Saturday, February 2, 2013

Slowing Down

It is a simple fact that every worksheet must have a some number of exercises, be it 5 or 50.  On the worksheets that the other honors pre-calculus teacher and I wrote to implement Harkness this year, the number of exercises per worksheet is 8.

It is also a fact that regardless of the number of exercises on a worksheet, the students will take completing the worksheet as the "goal for the day".  This has been the prevailing attitude in my classes, and it occurred to me recently that this attitude has been getting in the way.  You see, in the race to the end of the worksheet,  the students were rushing through some of the exercises, at the expense of having the good, in-depth discussions.  The reality is that even the "easy" exercises should be discussed thoroughly to make sure that the understanding the students think they have actually goes beyond the superficial and mechanical to a true, concept-driven understanding.  However, if the goal is to finish the discussion of the current worksheet by the end of the class, then the easy stuff gets pushed aside and if the difficult stuff starts taking too long, it gets shorted as well.
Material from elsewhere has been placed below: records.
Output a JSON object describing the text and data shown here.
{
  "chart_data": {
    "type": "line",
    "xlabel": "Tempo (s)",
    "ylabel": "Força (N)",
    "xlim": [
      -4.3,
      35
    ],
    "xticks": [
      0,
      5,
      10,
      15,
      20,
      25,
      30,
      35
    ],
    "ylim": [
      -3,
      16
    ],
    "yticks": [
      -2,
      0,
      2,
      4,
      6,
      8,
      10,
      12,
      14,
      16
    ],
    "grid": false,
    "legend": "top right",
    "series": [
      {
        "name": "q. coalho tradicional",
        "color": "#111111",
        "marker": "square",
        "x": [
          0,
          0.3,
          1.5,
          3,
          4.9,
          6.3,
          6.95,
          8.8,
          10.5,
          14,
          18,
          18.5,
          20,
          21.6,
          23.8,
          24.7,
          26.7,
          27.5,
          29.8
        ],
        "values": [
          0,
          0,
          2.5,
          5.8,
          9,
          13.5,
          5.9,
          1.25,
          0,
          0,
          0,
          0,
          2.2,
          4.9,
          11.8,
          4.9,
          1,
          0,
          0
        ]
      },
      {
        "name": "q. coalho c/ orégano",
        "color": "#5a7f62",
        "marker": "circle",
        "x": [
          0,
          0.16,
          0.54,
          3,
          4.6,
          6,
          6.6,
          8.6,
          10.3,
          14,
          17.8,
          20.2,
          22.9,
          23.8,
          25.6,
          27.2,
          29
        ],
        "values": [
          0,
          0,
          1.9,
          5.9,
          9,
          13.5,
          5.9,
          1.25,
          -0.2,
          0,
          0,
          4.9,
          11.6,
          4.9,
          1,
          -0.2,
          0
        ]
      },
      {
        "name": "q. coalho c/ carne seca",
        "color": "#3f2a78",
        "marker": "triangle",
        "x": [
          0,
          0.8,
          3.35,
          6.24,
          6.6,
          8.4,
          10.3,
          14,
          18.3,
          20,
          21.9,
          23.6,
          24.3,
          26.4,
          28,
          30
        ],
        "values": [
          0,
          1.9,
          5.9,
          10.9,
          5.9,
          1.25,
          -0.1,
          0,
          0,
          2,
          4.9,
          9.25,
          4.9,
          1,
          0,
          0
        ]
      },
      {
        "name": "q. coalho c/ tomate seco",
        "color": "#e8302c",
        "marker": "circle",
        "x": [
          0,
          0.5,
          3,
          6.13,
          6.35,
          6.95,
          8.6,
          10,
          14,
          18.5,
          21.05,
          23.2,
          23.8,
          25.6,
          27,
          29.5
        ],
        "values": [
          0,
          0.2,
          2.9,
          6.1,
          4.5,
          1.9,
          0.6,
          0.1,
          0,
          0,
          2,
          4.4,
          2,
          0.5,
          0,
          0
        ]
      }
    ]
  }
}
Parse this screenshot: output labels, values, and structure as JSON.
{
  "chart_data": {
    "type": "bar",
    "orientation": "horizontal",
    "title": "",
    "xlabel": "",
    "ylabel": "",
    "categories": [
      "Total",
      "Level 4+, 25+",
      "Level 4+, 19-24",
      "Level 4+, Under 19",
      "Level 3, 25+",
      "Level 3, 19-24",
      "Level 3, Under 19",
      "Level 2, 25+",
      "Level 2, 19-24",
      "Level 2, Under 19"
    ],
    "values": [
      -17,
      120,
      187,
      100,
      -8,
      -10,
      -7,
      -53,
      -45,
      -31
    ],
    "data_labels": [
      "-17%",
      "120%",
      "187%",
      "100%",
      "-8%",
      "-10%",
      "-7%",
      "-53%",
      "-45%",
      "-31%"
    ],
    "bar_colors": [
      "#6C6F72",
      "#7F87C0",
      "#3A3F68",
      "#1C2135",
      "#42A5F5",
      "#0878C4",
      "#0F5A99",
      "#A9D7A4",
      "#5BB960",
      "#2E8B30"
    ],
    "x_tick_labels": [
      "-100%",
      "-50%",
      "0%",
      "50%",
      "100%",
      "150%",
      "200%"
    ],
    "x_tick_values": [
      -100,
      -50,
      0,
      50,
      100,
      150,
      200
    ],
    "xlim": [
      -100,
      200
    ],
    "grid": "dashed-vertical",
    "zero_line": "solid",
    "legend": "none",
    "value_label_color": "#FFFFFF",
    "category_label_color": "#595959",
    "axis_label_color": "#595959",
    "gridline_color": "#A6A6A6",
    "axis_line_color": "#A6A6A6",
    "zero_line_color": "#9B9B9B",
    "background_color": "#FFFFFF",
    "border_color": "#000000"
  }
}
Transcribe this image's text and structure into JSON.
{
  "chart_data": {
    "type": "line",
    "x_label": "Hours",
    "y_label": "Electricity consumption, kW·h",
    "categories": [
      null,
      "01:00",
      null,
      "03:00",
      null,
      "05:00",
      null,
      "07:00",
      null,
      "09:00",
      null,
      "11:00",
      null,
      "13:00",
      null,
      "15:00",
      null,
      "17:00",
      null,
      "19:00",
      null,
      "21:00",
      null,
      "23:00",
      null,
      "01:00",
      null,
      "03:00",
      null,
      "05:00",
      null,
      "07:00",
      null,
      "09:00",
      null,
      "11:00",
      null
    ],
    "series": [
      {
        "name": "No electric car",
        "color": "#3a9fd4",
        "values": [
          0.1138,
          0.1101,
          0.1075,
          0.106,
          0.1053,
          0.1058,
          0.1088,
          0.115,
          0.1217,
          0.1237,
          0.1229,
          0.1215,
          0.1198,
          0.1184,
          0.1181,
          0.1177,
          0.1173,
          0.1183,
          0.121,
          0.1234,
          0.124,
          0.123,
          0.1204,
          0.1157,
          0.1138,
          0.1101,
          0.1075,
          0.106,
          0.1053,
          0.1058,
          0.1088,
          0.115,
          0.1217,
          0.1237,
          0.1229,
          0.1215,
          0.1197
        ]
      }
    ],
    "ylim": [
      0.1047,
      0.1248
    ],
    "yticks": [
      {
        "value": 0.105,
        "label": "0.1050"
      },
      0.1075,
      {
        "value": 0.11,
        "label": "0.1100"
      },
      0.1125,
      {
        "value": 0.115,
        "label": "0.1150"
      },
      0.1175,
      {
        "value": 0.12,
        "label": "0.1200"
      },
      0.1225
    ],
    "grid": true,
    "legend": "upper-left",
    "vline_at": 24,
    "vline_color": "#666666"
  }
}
This prevailing attitude came to an end late last week, when I explicitly reminded the students that having the in-depth discussion of the exercises was the goal, and that getting to the end of the worksheet was not.  That day, we did not finish the worksheet and I did not freak out about it (I'm fairly certain the students were expecting me to panic at least a little bit).  In planning this trimester, we made 30 worksheets for the 60 days...clearly, even with review days and test days figured in, we were expecting the worksheets to take longer than one day apiece.  Somewhere along the way both the students and I lost sight of this, and the discussions were suffering as a result.  Since the reminder and the subsequent refocus by the students, the discussions have been going much better...and actually, that's an understatement.  So many of the students mentioned that the more deliberate pace and the lack of pressure to get to the end of the worksheet has improved the discussions and the understanding on the current worksheets...I honestly lost count how many students said this and thanked me for it.

That being said, I also realize that there is a balancing act here.  We still have a certain amount of material we need to cover, so the students and I need to find the fine line between too slow and too fast, get to that line quickly every day, and do everything we can to not stray from it.  Hmmm...life lesson?  I think so.